SOMMARIO: 1. Premessa – 2. Sul delitto di atti persecutori – 3. La Corte di cassazione sulla nozione di convivenza – 4. Conclusioni

Abstract ita: Con riferimento al delitto di atti persecutori, ed in particolare al provvedimento disposto di urgenza dalla Polizia Giudiziaria, previa autorizzazione del Pubblico ministero, del divieto di avvicinamento ai luoghi frequentati dalla persona offesa ai sensi dell’art. 384-bis c.p.p., la Corte di cassazione ritiene che allorquando la convivenza, intesa come coabitazione già esistita, non sia più in atto, ma sussistano degli elementi in concreto che depongono per una perdurante frequentazione del soggetto di quel domicilio domestico anche in maniera occasionale o che consistono nel violento ripristino da parte dell’agente della situazione di condivisione del domicilio, appare corretto ravvisare il presupposto che legittima l’allontanamento da una casa che l’indagato continua a frequentare, anche contro la volontà della donna con cui ha intrattenuto la relazione.

Abstract eng: With reference to the crime of persecution, and in particular to the emergency measure ordered by the Judicial Police, with the prior authorization of the Public Prosecutor, of the prohibition of approaching places frequented by the offended person pursuant to art. 384-bis c.p.p., the Court of Cassation considers that when cohabitation, understood as cohabitation that already existed, is no longer in place, but there are concrete elements that testify to a continuing attendance of the subject in that domestic domicile, even occasionally or which consist in the violent restoration by the agent of the situation of sharing the domicile, it seems correct to recognize the assumption that legitimizes the removal from a house that the suspect continues to frequent, even against the will of the woman with whom he had a relationship .

1. Premessa

Il fenomeno, prima ancora che il reato, di atti persecutori – c.d. stalking – ha ormai raggiunto, anche alla luce dei numerosi interventi legislativi, livelli di attenzione elevati sia da parte della giustizia sia da parte della stampa.

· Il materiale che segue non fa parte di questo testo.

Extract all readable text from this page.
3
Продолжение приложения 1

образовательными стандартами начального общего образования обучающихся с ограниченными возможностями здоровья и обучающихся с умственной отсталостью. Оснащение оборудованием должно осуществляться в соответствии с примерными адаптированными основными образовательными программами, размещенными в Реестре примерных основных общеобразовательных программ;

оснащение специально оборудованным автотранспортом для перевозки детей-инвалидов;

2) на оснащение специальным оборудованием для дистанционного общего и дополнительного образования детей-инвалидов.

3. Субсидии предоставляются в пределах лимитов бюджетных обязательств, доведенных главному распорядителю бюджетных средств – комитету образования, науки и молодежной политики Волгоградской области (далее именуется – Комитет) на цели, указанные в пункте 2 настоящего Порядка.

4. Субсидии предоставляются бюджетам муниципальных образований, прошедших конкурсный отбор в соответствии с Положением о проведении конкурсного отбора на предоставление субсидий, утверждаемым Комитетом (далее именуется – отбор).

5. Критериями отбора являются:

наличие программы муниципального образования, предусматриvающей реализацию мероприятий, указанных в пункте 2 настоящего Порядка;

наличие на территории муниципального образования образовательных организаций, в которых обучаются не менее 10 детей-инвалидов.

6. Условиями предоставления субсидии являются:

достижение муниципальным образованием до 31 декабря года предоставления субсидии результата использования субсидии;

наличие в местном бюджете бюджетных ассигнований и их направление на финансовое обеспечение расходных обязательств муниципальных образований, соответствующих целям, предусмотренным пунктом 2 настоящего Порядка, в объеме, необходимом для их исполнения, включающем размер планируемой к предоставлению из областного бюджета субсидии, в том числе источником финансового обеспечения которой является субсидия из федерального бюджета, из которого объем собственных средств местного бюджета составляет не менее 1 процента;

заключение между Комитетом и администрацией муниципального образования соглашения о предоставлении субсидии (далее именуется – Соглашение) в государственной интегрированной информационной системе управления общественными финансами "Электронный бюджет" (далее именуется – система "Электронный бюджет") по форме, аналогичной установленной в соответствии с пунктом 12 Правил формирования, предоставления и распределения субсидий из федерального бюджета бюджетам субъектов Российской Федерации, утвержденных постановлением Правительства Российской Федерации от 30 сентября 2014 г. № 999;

Nel cercare di porre in essere delle adeguate tutele nei confronti delle vittime, il legislatore ha previsto un meccanismo operante in ambito penale e uno in chiave amministrativa, attraverso il c.d. procedimento di ammonizione a riprova del fatto che la condotta di stalking non risulta più essere qualcosa di isolato e sporadico, ma una e vera e propria problematica anche di natura sociale.

2. Sul delitto di atti persecutori

Tale reato è stato introdotto nel nostro ordinamento con il D.L. 23 febbraio 2009, n. 11 e convertito con modificazioni nella L. 23 aprile 2009, n. 38.

Per sua stessa struttura intrinseca il nostro codice penale, fin dagli albori nell’epoca fascista, ha sempre cercato di evitare di intromettersi nelle questioni attinenti alla vita familiare e di relazione. La pretesa punitiva dello Stato quindi si fermava e arretrava di fronte al fulcro familiare, in quanto il legislatore voleva evitare di andare a sanzionare penalmente delle condotte che attenevano strettamente alla vita familiare.

Un chiaro e lampante esempio si rinviene all’art. 649 c.p. il quale prevede che, qualora uno dei reati contenuti nel Libro II, Titolo XIII del codice penale sia commesso in danno del coniuge, l’autore del reato può non essere punito[1].

Tuttavia nella sua evoluzione il diritto penale, su impulso anche del legislatore europeo, ha deciso di superare tale limite, considerando non la famiglia nella sua globalità, bensì il singolo individuo che necessita di adeguata tutela e protezione. Proprio in tale ottica s’inseriscono le numerose riforme volte a tutelare, all’interno del nucleo familiare, il soggetto più debole e bisognoso di una maggiore protezione.

Ci si riferisce ai fenomeni di c.d. violenza assistita o indiretta[2] comprensiva di quelle condotte che, pur non traducendosi in forme di violenza fisica direttamente rivolte, in particolare, a un soggetto vulnerabile, cagionino allo stesso sofferenze morali capaci di incidere in maniera negativa sulla sua integrità psico-fisica.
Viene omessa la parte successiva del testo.